Hey PyTorch team. Big fan of PyTorch! Great work
.
Im having trouble understanding when torch.rand is the same across devices.
I ran the code below on a 3090, A100 and H100:
import torch
import numpy as np
import random
torch.use_deterministic_algorithms(True)
torch.manual_seed(0)
torch.cuda.manual_seed(0)
np.random.seed(0)
random.seed(0)
a = torch.rand(1_000_000, device='cuda', generator=torch.Generator(device='cuda').manual_seed(10))
print(a[32 * 48 * 82 - 2: 32 * 48 * 82 + 2])

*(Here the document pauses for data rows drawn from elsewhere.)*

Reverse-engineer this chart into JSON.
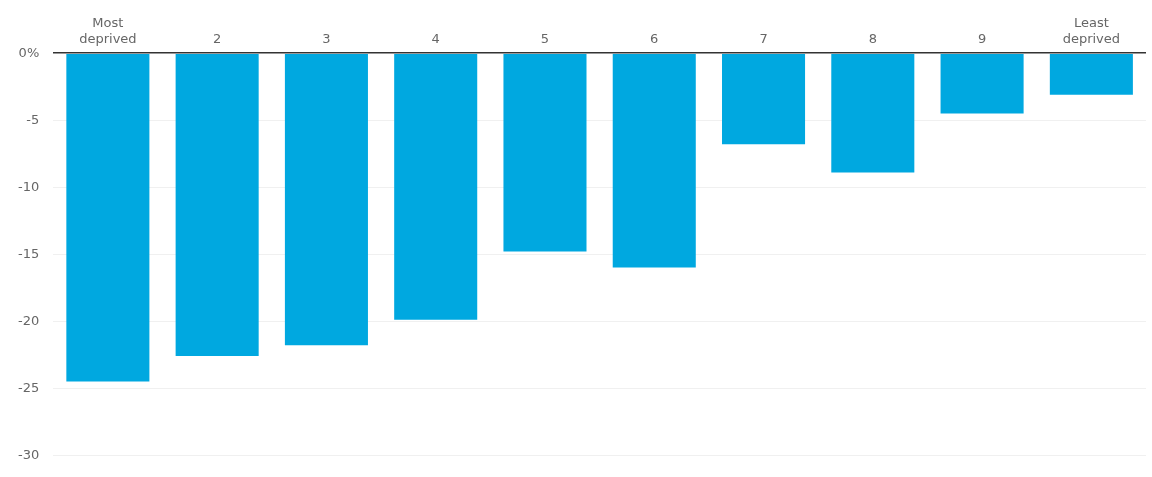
{
  "chart_data": {
    "type": "bar",
    "categories": [
      "Most deprived",
      "2",
      "3",
      "4",
      "5",
      "6",
      "7",
      "8",
      "9",
      "Least deprived"
    ],
    "values": [
      -24.5,
      -22.6,
      -21.8,
      -19.9,
      -14.8,
      -16.0,
      -6.8,
      -8.9,
      -4.5,
      -3.1
    ],
    "color": "#00a8e0",
    "ylim": [
      -30,
      0
    ],
    "yticks": [
      {
        "value": 0,
        "label": "0%"
      },
      -5,
      -10,
      -15,
      -20,
      -25,
      -30
    ],
    "grid": "y"
  }
}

print(a[32 * 48 * 144 - 2: 32 * 48 * 144 + 2])
3090 output
tensor([0.5327, 0.4037, 0.5954, 0.2597], device='cuda:0')
tensor([0.6247, 0.3700, 0.1930, 0.9421], device='cuda:0')
A100 output
tensor([0.5327, 0.4037, 0.4867, 0.9688], device='cuda:0')
tensor([0.1685, 0.8799, 0.5954, 0.2597], device='cuda:0')
H100 output
tensor([0.5327, 0.4037, 0.4867, 0.9688], device='cuda:0')

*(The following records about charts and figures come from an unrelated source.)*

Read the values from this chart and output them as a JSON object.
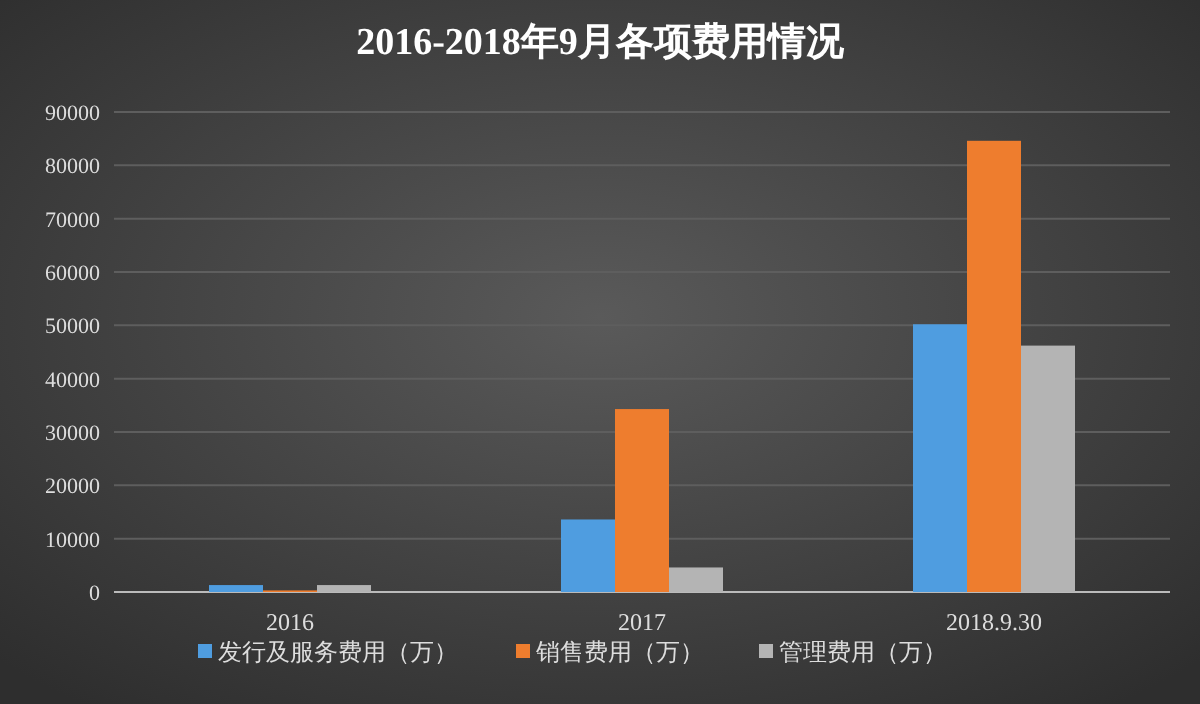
{
  "chart_data": {
    "type": "bar",
    "title": "2016-2018年9月各项费用情况",
    "categories": [
      "2016",
      "2017",
      "2018.9.30"
    ],
    "series": [
      {
        "name": "发行及服务费用（万）",
        "color": "#4f9de0",
        "values": [
          1300,
          13600,
          50200
        ]
      },
      {
        "name": "销售费用（万）",
        "color": "#ee7d2e",
        "values": [
          300,
          34300,
          84600
        ]
      },
      {
        "name": "管理费用（万）",
        "color": "#b4b4b4",
        "values": [
          1300,
          4600,
          46200
        ]
      }
    ],
    "ylim": [
      0,
      90000
    ],
    "yticks": [
      0,
      10000,
      20000,
      30000,
      40000,
      50000,
      60000,
      70000,
      80000,
      90000
    ],
    "grid": "y",
    "legend": "bottom"
  }
}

tensor([0.1685, 0.8799, 0.7291, 0.4280], device='cuda:0')
They all obtain the same result up till index 125952. The A100 and H100 start differing at 221184.
Is this behavior intended?
Is the only way for me to obtain the same result across devices for bigger tensor sizes to do smaller rands and cat the result?